Indiva (TSX:NDVA) (US:NDVAF) is expanding into Denmark after agreeing to a deal worth approximately $1.7 million to buy a cultivation license from Silicon Valley firm AEssense.
The company has a subsidiary, AEssense Europe, which gained a cultivation and handling license from the Danish Medicines Agency on Jan. 12, 2018.
Indiva will pay $1.1 million in cash and 1.6 million common shares over the next three years to buy the license. Its current share price is C$0.50, so that would add C$800,000 ($605,000) to the deal, bringing it just north of US$1.7 million.
Indiva, based in London, Ontario, will now create a subsidiary of its own called Indiva Europe. It referenced a BMO Capital Markets study to value the European medicinal cannabis industry at $80 billion to $100 billion at maturity, and it is keen to be a major player on the continent.

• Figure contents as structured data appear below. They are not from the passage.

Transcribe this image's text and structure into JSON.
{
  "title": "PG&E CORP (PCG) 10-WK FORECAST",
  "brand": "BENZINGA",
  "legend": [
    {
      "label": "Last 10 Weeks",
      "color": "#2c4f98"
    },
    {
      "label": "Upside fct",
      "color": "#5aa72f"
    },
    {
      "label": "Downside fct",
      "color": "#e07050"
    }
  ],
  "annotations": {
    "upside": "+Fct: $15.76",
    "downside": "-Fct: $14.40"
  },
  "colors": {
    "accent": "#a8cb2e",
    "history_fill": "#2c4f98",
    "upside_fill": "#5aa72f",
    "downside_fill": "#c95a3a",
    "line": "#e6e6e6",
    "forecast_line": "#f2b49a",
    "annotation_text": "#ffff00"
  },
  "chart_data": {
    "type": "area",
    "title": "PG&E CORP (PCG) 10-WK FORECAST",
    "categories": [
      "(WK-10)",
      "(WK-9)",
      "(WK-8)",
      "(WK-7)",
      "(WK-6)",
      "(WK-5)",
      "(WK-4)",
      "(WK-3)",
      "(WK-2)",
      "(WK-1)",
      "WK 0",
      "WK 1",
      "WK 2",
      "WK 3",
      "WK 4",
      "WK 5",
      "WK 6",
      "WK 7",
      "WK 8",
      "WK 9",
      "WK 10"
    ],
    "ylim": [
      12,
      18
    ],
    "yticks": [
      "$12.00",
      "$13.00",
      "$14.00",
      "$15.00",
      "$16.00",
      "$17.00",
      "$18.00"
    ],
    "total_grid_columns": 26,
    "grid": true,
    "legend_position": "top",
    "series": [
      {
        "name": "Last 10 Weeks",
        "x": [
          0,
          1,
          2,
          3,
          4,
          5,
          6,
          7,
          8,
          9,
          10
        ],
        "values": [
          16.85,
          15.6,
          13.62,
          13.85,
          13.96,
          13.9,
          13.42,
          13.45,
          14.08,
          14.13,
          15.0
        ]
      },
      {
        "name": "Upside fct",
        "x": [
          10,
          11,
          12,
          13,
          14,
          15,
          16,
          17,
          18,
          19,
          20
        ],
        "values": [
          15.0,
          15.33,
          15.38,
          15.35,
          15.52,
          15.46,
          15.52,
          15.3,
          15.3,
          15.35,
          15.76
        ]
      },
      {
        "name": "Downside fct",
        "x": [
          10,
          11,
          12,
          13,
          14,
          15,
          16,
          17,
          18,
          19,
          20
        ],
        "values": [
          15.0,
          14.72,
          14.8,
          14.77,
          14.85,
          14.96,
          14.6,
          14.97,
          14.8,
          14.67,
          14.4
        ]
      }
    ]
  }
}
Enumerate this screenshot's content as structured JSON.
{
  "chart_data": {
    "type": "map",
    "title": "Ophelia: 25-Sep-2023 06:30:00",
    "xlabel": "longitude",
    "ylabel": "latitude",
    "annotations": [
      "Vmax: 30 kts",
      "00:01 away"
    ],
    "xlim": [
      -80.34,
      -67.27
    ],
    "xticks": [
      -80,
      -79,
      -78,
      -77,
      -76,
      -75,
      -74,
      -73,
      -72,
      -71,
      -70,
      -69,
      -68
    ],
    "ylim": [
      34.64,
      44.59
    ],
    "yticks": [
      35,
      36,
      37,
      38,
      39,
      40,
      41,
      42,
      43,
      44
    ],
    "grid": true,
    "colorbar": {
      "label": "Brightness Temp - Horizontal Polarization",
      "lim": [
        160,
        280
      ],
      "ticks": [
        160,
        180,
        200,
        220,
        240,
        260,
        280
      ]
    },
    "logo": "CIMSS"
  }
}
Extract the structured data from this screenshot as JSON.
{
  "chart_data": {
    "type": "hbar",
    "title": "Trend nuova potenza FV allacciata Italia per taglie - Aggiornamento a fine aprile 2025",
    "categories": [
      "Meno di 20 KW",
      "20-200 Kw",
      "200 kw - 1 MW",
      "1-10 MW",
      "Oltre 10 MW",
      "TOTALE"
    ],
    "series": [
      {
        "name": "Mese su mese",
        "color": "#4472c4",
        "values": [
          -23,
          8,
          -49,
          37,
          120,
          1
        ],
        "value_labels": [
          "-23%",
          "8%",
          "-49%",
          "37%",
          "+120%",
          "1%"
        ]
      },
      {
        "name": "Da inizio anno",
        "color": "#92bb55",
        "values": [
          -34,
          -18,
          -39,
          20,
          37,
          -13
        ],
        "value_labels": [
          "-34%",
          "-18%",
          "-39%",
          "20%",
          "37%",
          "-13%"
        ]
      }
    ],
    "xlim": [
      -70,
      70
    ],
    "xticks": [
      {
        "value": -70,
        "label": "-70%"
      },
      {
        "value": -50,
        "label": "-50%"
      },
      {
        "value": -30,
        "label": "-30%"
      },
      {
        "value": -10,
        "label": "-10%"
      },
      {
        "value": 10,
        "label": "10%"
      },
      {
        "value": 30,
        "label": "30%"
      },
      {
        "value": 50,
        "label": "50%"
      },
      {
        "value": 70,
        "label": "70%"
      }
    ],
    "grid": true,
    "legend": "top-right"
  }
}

In an ongoing partnership with AEssense, it will create an indoor grow facility using AEssense’s proprietary AEtrium aeroponic grow platform. This should allow it to produce “consistent, ultra-clean, premium pharmaceutical quality cannabis” that complies with EU regulations, according to Indiva.
“This acquisition of a Danish license and collaboration with AEssense provides a gateway to the EU and the tremendous growth expected in the European cannabis market,” said Niel Marotta, chief executive at Indiva.
Denmark was one of the first European countries to permit medicinal marijuana and it is a pioneer in the field. But it’s also known for having strict quality controls, although Indiva thinks that will eventually be an advantage as it will produce high-quality and clean strains to take to multiple markets.
AEssense is already working with Indiva in Canada and is excited about extending that partnership into Europe. It feels that both companies can grow and benefit many patients by working together in Denmark, which borders the lucrative German market.
Indiva produces derivatives like Ruby Cannabis Sugar, Sapphire Salt, and Bhang Chocolate and these could soon be flooding the European market as laws liberalize and its footprint expands. The deal with AEssense is subject to customary conditions, due diligence, and regulatory approvals, but it’s expected to go through before the end of the year.